П: Подождите: но Вы же были знакомы только со Скворцовым.

К: Только со Скворцовым. Нет, и Малютина он ко мне привёл - мы вместе обращение писали. Я же сказал, - прослушайте запись внимательно: я попросил найти какого-нибудь второго коммуниста, они пришли, мы сделал от их имени заявление в горком партии (чтобы я как бы в стороне стоял) и подали его.

П: Вы просто не назвали фамилии пришедших...

К: И по поводу этого заявления меня вызывают. Я, зная правила аппаратной игры, продолжаю строить из себя дурака: «Я принять такое решение не могу. Я не справлюсь с ним. Я постараюсь сделать всё как можно лучше, но Вы должны позвонить моем руководству, чтобы оно дало мне такое задание». То есть задание должно не мне быть, а райкому. Я говорю: «Знаете что? Сейчас нашего первого секретаря нет, поэтому завтра, когда он придёт, позвоните ему и поговорите с ним».
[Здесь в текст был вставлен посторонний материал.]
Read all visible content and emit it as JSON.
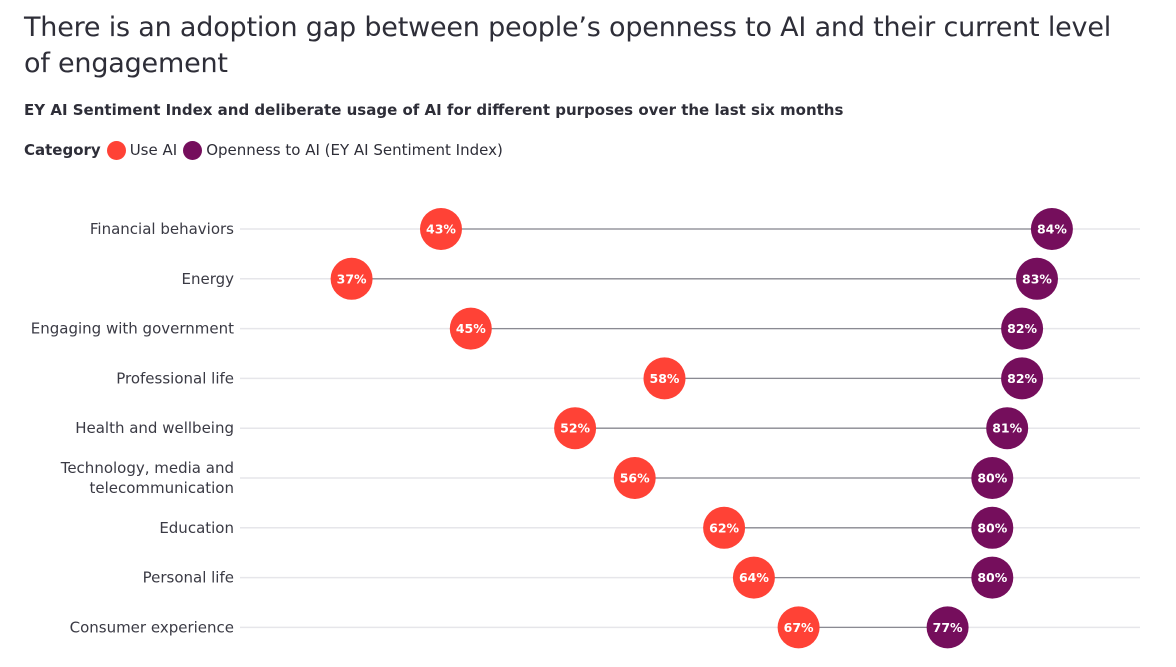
{
  "title": "There is an adoption gap between people’s openness to AI and their current level of engagement",
  "subtitle": "EY AI Sentiment Index and deliberate usage of AI for different purposes over the last six months",
  "legend": {
    "title": "Category",
    "items": [
      {
        "label": "Use AI",
        "color": "#ff4236"
      },
      {
        "label": "Openness to AI (EY AI Sentiment Index)",
        "color": "#750e5c"
      }
    ]
  },
  "chart_data": {
    "type": "dumbbell",
    "value_suffix": "%",
    "categories": [
      [
        "Financial behaviors"
      ],
      [
        "Energy"
      ],
      [
        "Engaging with government"
      ],
      [
        "Professional life"
      ],
      [
        "Health and wellbeing"
      ],
      [
        "Technology, media and",
        "telecommunication"
      ],
      [
        "Education"
      ],
      [
        "Personal life"
      ],
      [
        "Consumer experience"
      ]
    ],
    "series": [
      {
        "name": "Use AI",
        "color": "#ff4236",
        "values": [
          43,
          37,
          45,
          58,
          52,
          56,
          62,
          64,
          67
        ]
      },
      {
        "name": "Openness to AI (EY AI Sentiment Index)",
        "color": "#750e5c",
        "values": [
          84,
          83,
          82,
          82,
          81,
          80,
          80,
          80,
          77
        ]
      }
    ]
  }
}
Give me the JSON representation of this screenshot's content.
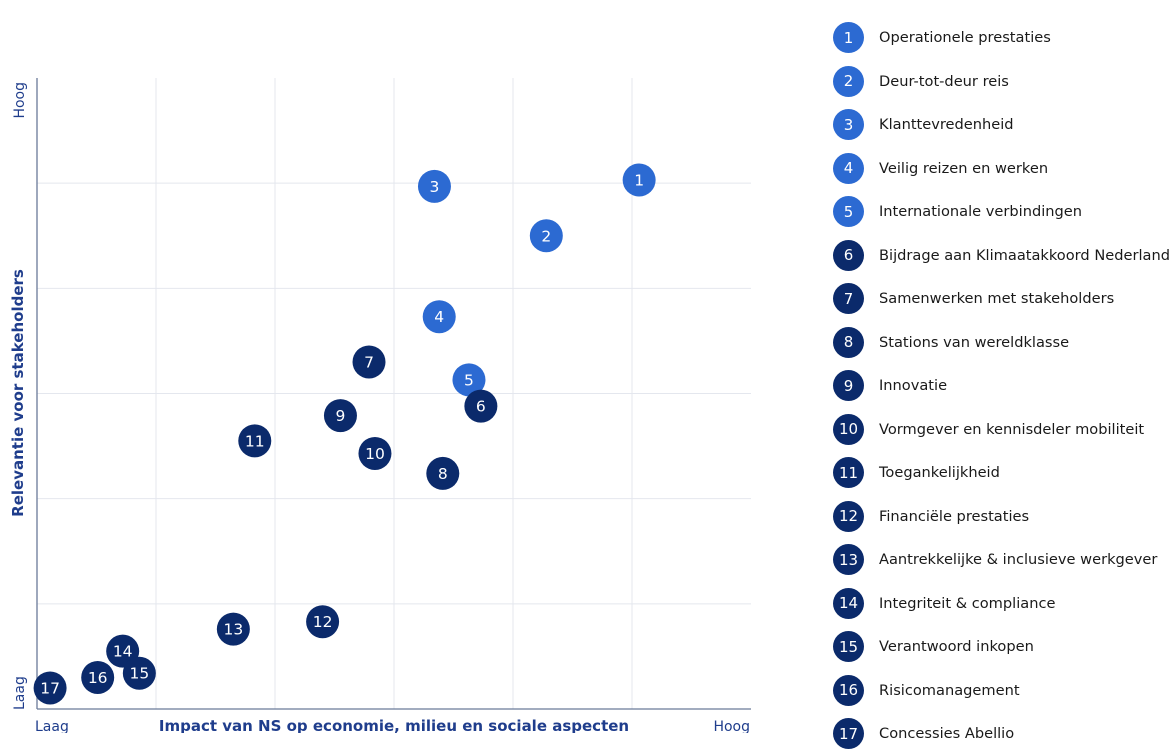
{
  "colors": {
    "light": "#2c6ad2",
    "dark": "#0b2a6b",
    "axis_text": "#1f3d8c",
    "grid": "#e4e7ee",
    "axis_line": "#6a7a99"
  },
  "axes": {
    "x_label": "Impact van NS op economie, milieu en sociale aspecten",
    "x_low": "Laag",
    "x_high": "Hoog",
    "y_label": "Relevantie voor stakeholders",
    "y_low": "Laag",
    "y_high": "Hoog"
  },
  "chart_data": {
    "type": "scatter",
    "title": "",
    "xlabel": "Impact van NS op economie, milieu en sociale aspecten",
    "ylabel": "Relevantie voor stakeholders",
    "xlim": [
      0,
      6
    ],
    "ylim": [
      0,
      6
    ],
    "grid": true,
    "legend_position": "right",
    "points": [
      {
        "id": "1",
        "label": "Operationele prestaties",
        "x": 5.06,
        "y": 5.03,
        "shade": "light"
      },
      {
        "id": "2",
        "label": "Deur-tot-deur reis",
        "x": 4.28,
        "y": 4.5,
        "shade": "light"
      },
      {
        "id": "3",
        "label": "Klanttevredenheid",
        "x": 3.34,
        "y": 4.97,
        "shade": "light"
      },
      {
        "id": "4",
        "label": "Veilig reizen en werken",
        "x": 3.38,
        "y": 3.73,
        "shade": "light"
      },
      {
        "id": "5",
        "label": "Internationale verbindingen",
        "x": 3.63,
        "y": 3.13,
        "shade": "light"
      },
      {
        "id": "6",
        "label": "Bijdrage aan Klimaatakkoord Nederland",
        "x": 3.73,
        "y": 2.88,
        "shade": "dark"
      },
      {
        "id": "7",
        "label": "Samenwerken met stakeholders",
        "x": 2.79,
        "y": 3.3,
        "shade": "dark"
      },
      {
        "id": "8",
        "label": "Stations van wereldklasse",
        "x": 3.41,
        "y": 2.24,
        "shade": "dark"
      },
      {
        "id": "9",
        "label": "Innovatie",
        "x": 2.55,
        "y": 2.79,
        "shade": "dark"
      },
      {
        "id": "10",
        "label": "Vormgever en kennisdeler mobiliteit",
        "x": 2.84,
        "y": 2.43,
        "shade": "dark"
      },
      {
        "id": "11",
        "label": "Toegankelijkheid",
        "x": 1.83,
        "y": 2.55,
        "shade": "dark"
      },
      {
        "id": "12",
        "label": "Financiële prestaties",
        "x": 2.4,
        "y": 0.83,
        "shade": "dark"
      },
      {
        "id": "13",
        "label": "Aantrekkelijke & inclusieve werkgever",
        "x": 1.65,
        "y": 0.76,
        "shade": "dark"
      },
      {
        "id": "14",
        "label": "Integriteit & compliance",
        "x": 0.72,
        "y": 0.55,
        "shade": "dark"
      },
      {
        "id": "15",
        "label": "Verantwoord inkopen",
        "x": 0.86,
        "y": 0.34,
        "shade": "dark"
      },
      {
        "id": "16",
        "label": "Risicomanagement",
        "x": 0.51,
        "y": 0.3,
        "shade": "dark"
      },
      {
        "id": "17",
        "label": "Concessies Abellio",
        "x": 0.11,
        "y": 0.2,
        "shade": "dark"
      }
    ]
  }
}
Я с утра прибежал в приёмную, жду звонка. Звонок прошёл, секретарша соединила его с нашим первым секретарём Владимиром Ивановичем Кузнецовым. Я успокоился – процесс пошел, как говорил партийный классик. Наконец, меня вызывают: «Николай Иванович! Вот такое задание есть».

А к тому времени мы с первом секретарём уже подружились (он был из прогрессистов): я ему рассказывал о новостях, связанных с творческой интеллигенцией Москвы - о всех этих тусовках, на которые ходил в том числе и с Дудинским.

П: Ходили не по работе, а для души?

К: Абсолютно. Я - химик-расстрига, поэтому от моей работы это была вещь очень далекая.

...Вызывает мня первый секретарь и даёт задание: надо такое вот провести... Я для проформы посомневался в своих возможностях: «Я не справляюсь». «Поможем», - сказал он. - Задание такое дано.» В общем, первое дело было сделано - задание было получено.

Чего я этим добивался? Если всё будет плохо и потом начнут разбираться и решать, кого наказать, то выяснится: мне дали задание, а я просто не справился. Но ни в коем случае не являлся инициатором всего этого. В этом случае наказание совершенно иное. (То есть я спрятал концы.) А самое главное: если бы инициатива шла из недр аппарата, она на всякий случай была бы убита!

 

НАЧАЛО РАБОТЫ ОРГКОМИТЕТА

Как только мне дали задание, я сразу вызываю к себе Скворцова и Мишу и говорю: «Слушайте! Срочно тащите всю свою братию - всех, кто может нам в этом деле помочь». Пришла вся их команда - Боря Кагарлицкий, Пельман, несколько людей из «Общины» - Андрюша Исаев, ещё кто-то (по-моему, Володя Гурболиков)... Главными в этой инициативной группе были Кагарликий и Исаев. Чуть попозже пришёл Глеб Павловский. Потом я Дуду пригласил тоже.

Мы проговорили, чего мы хотим, вспомнили, кто ещё кого знает, и составили некие положения о конференции. Пресс-службу у нас возглавил Павловский, а работал с ним, кажется, Володя Яковлев. Во всяком случае, на конференции Владимир работал от «Огонька».

П: То есть при оргкомитете существовала пресс-служба?

К: Ну формально такого понятия не было, но были те, кто отвечал за прессу. Сам я взял на себя приглашение корреспондентов газет «Правда» и «Советская Россия». (Как инструктор райкома я не мог другие газеты приглашать.)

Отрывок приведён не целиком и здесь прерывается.